Pages

Standards and transition period determined

- Regulatory minimums — "The minimum capital standards announced by the BCBS on September 12 were 4.5% for Core Tier I capital, 6% for Tier I capital, and 8% for overall capital adequacy."
- Capital buffers — "Banks will be required to secure a 2.5% capital preservation buffer (via common stock) by 2019. In addition, they will be required to amass a buffer of up to 2.5% during periods when the economy is overheating (lossabsorbing capital is acceptable)."
- Transition period — "The new capital adequacy regulations will be introduced in stages. In stage one, minimum capital adequacy ratios will be phased in (the Core Tier I ratio will be 3.5% in 2013 and 4.5% in 2015).
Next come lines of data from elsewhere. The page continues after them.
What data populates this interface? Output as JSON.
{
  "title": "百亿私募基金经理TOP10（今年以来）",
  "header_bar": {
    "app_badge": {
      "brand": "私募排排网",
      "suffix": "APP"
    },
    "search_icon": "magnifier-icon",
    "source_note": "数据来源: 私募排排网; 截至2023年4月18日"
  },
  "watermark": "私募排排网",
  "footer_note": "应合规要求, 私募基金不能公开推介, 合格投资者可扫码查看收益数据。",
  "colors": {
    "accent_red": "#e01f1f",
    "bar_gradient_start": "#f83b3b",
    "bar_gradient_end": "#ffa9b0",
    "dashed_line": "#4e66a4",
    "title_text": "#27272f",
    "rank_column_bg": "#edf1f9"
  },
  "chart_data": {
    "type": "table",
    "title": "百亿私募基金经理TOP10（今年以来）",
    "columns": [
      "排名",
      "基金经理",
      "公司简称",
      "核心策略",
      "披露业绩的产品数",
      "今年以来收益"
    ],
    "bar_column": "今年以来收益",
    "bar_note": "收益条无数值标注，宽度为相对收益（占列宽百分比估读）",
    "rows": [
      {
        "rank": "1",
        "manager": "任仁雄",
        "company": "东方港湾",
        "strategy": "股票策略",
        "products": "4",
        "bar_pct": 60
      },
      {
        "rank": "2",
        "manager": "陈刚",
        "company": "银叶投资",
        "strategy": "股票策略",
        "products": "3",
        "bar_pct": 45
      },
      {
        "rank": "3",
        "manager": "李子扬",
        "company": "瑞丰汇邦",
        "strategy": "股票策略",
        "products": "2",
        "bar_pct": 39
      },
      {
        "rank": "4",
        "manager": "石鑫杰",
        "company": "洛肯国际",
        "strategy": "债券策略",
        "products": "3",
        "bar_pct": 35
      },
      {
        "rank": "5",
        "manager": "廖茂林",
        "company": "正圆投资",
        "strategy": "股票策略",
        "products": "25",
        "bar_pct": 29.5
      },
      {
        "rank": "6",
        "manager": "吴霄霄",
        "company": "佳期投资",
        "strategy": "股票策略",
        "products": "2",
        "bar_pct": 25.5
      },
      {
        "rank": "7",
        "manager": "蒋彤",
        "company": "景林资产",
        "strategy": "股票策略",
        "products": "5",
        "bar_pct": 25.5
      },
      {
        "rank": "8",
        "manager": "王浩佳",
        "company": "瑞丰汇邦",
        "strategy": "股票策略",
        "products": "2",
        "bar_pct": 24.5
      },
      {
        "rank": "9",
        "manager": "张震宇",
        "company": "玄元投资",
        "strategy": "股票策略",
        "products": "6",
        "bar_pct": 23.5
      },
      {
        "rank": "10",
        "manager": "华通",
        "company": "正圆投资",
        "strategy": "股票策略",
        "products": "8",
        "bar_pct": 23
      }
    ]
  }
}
The capital preservation buffer will be introduced in the second stage (0.625% in 2016,
2.5% in 2019)."
- Existing preferred securities — "Banks will lose the right to count capital that does not meet new stricter standards as Tier I capital in 10ppt increments from 2013 (with the full amount removed from Tier Ih capital by 2023)."
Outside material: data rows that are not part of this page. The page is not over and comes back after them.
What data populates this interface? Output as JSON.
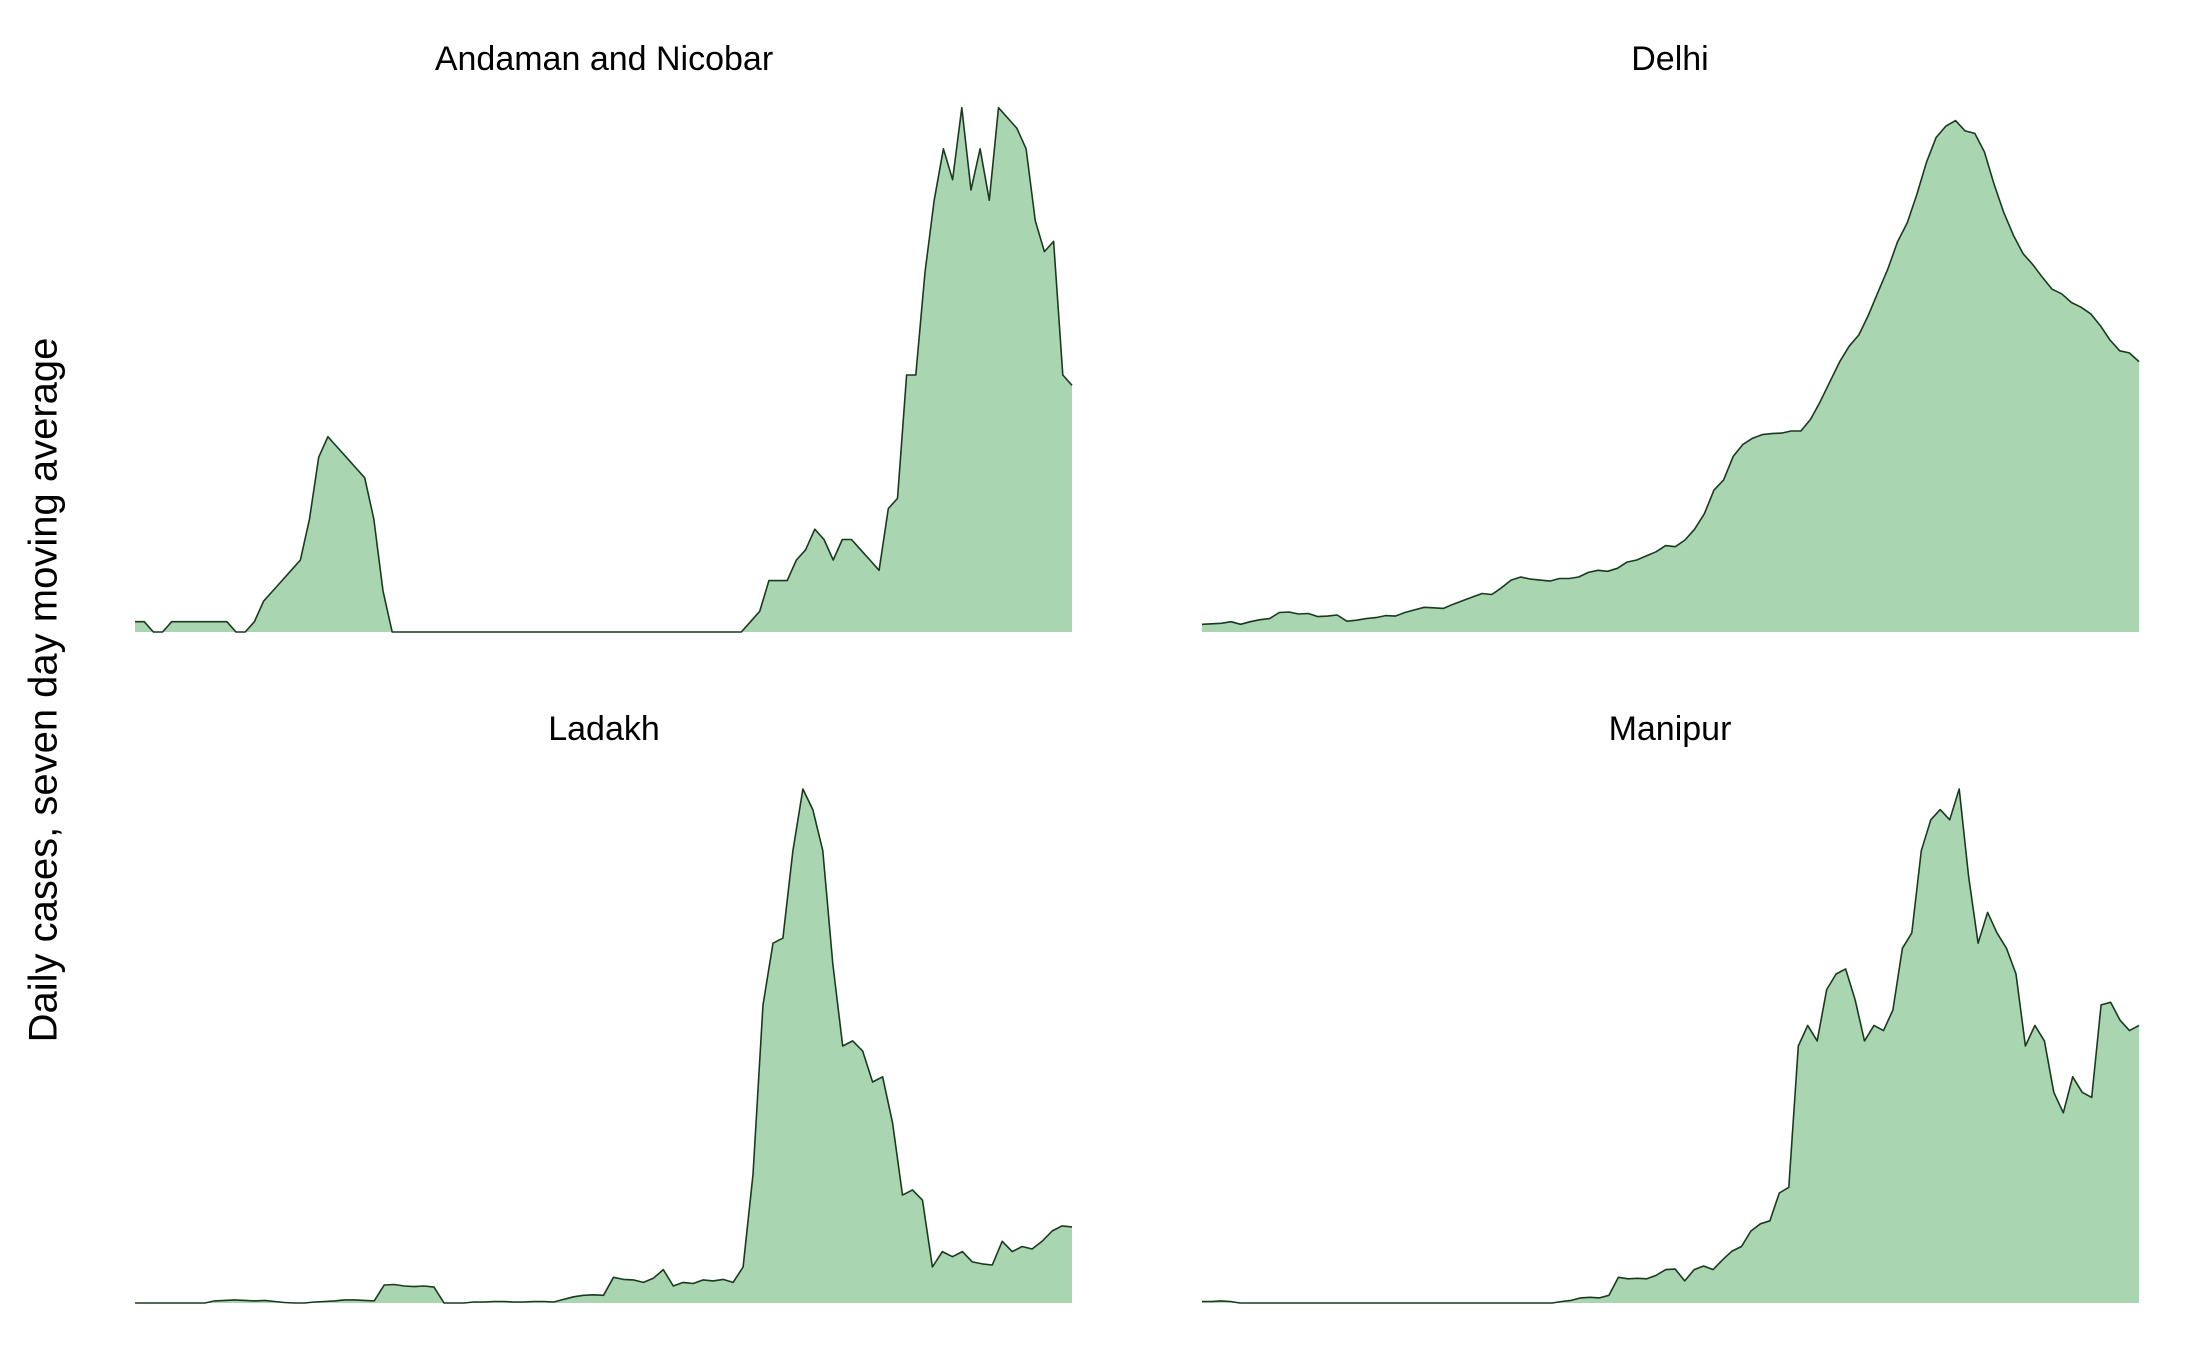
{
  "figure": {
    "ylabel": "Daily cases, seven day moving average",
    "fill_color": "#a9d6b1",
    "line_color": "#1a3a1f"
  },
  "chart_data": [
    {
      "type": "area",
      "title": "Andaman and Nicobar",
      "x_axis": "days (index)",
      "ylim": [
        0,
        100
      ],
      "values": [
        2,
        2,
        0,
        0,
        2,
        2,
        2,
        2,
        2,
        2,
        2,
        0,
        0,
        2,
        6,
        8,
        10,
        12,
        14,
        22,
        34,
        38,
        36,
        34,
        32,
        30,
        22,
        8,
        0,
        0,
        0,
        0,
        0,
        0,
        0,
        0,
        0,
        0,
        0,
        0,
        0,
        0,
        0,
        0,
        0,
        0,
        0,
        0,
        0,
        0,
        0,
        0,
        0,
        0,
        0,
        0,
        0,
        0,
        0,
        0,
        0,
        0,
        0,
        0,
        0,
        0,
        0,
        2,
        4,
        10,
        10,
        10,
        14,
        16,
        20,
        18,
        14,
        18,
        18,
        16,
        14,
        12,
        24,
        26,
        50,
        50,
        70,
        84,
        94,
        88,
        102,
        86,
        94,
        84,
        102,
        100,
        98,
        94,
        80,
        74,
        76,
        50,
        48
      ]
    },
    {
      "type": "area",
      "title": "Delhi",
      "x_axis": "days (index)",
      "ylim": [
        0,
        100
      ],
      "values": [
        1.5,
        1.6,
        1.7,
        2.0,
        1.5,
        2.0,
        2.4,
        2.6,
        3.8,
        3.9,
        3.5,
        3.6,
        3.0,
        3.1,
        3.3,
        2.1,
        2.3,
        2.6,
        2.8,
        3.2,
        3.1,
        3.8,
        4.3,
        4.8,
        4.7,
        4.6,
        5.4,
        6.1,
        6.8,
        7.5,
        7.3,
        8.6,
        10.1,
        10.7,
        10.3,
        10.1,
        9.9,
        10.4,
        10.4,
        10.7,
        11.6,
        12.0,
        11.8,
        12.4,
        13.6,
        14.0,
        14.8,
        15.6,
        16.8,
        16.6,
        17.9,
        20.0,
        23.0,
        27.6,
        29.6,
        34.2,
        36.5,
        37.7,
        38.4,
        38.6,
        38.7,
        39.1,
        39.1,
        41.4,
        44.8,
        48.7,
        52.5,
        55.6,
        57.8,
        61.7,
        66.2,
        70.6,
        75.9,
        79.6,
        85.1,
        91.4,
        96.2,
        98.4,
        99.5,
        97.5,
        97.0,
        93.4,
        87.1,
        81.6,
        77.2,
        73.6,
        71.5,
        69.0,
        66.7,
        65.8,
        64.1,
        63.2,
        61.9,
        59.6,
        56.8,
        54.7,
        54.3,
        52.6
      ]
    },
    {
      "type": "area",
      "title": "Ladakh",
      "x_axis": "days (index)",
      "ylim": [
        0,
        100
      ],
      "values": [
        0,
        0,
        0,
        0,
        0,
        0,
        0,
        0,
        0.4,
        0.5,
        0.6,
        0.5,
        0.4,
        0.5,
        0.3,
        0.1,
        0,
        0,
        0.2,
        0.3,
        0.4,
        0.6,
        0.6,
        0.5,
        0.4,
        3.5,
        3.6,
        3.3,
        3.2,
        3.3,
        3.1,
        0,
        0,
        0,
        0.2,
        0.2,
        0.3,
        0.3,
        0.2,
        0.2,
        0.3,
        0.3,
        0.2,
        0.7,
        1.2,
        1.5,
        1.6,
        1.5,
        5.0,
        4.6,
        4.5,
        4.0,
        4.8,
        6.5,
        3.3,
        4.0,
        3.8,
        4.5,
        4.3,
        4.6,
        4.0,
        7.0,
        25,
        58,
        70,
        71,
        88,
        100,
        96,
        88,
        66,
        50,
        51,
        49,
        43,
        44,
        35,
        21,
        22,
        20,
        7,
        10,
        9,
        10,
        8,
        7.6,
        7.4,
        12,
        10,
        11,
        10.5,
        12,
        14,
        15,
        14.8
      ]
    },
    {
      "type": "area",
      "title": "Manipur",
      "x_axis": "days (index)",
      "ylim": [
        0,
        100
      ],
      "values": [
        0.3,
        0.3,
        0.4,
        0.3,
        0,
        0,
        0,
        0,
        0,
        0,
        0,
        0,
        0,
        0,
        0,
        0,
        0,
        0,
        0,
        0,
        0,
        0,
        0,
        0,
        0,
        0,
        0,
        0,
        0,
        0,
        0,
        0,
        0,
        0,
        0,
        0,
        0,
        0,
        0.3,
        0.5,
        1.0,
        1.1,
        1.0,
        1.5,
        5.0,
        4.7,
        4.8,
        4.7,
        5.4,
        6.5,
        6.6,
        4.3,
        6.5,
        7.2,
        6.5,
        8.4,
        10.1,
        11.0,
        14.0,
        15.4,
        16.0,
        21.4,
        22.5,
        50,
        54,
        51,
        61,
        64,
        65,
        59,
        51,
        54,
        53,
        57,
        69,
        72,
        88,
        94,
        96,
        94,
        100,
        83,
        70,
        76,
        72,
        69,
        64,
        50,
        54,
        51,
        41,
        37,
        44,
        41,
        40,
        58,
        58.5,
        55,
        53,
        54
      ]
    }
  ]
}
- Leverage ratio — "A monitoring period will run from 2011 to 2013, followed by a trial period until 2017. Full-scale introduction will come in 2018. The minimum leverage ratio (Tier I capital in the numerator) will be 3%."
- Liquidity coverage ratio — "The Liquidity Coverage Ratio (LCR) will be introduced in 2015 and the Net Stable Funding Ratio (NSFR) will be introduced in 2018. The minimum for both will be 100%."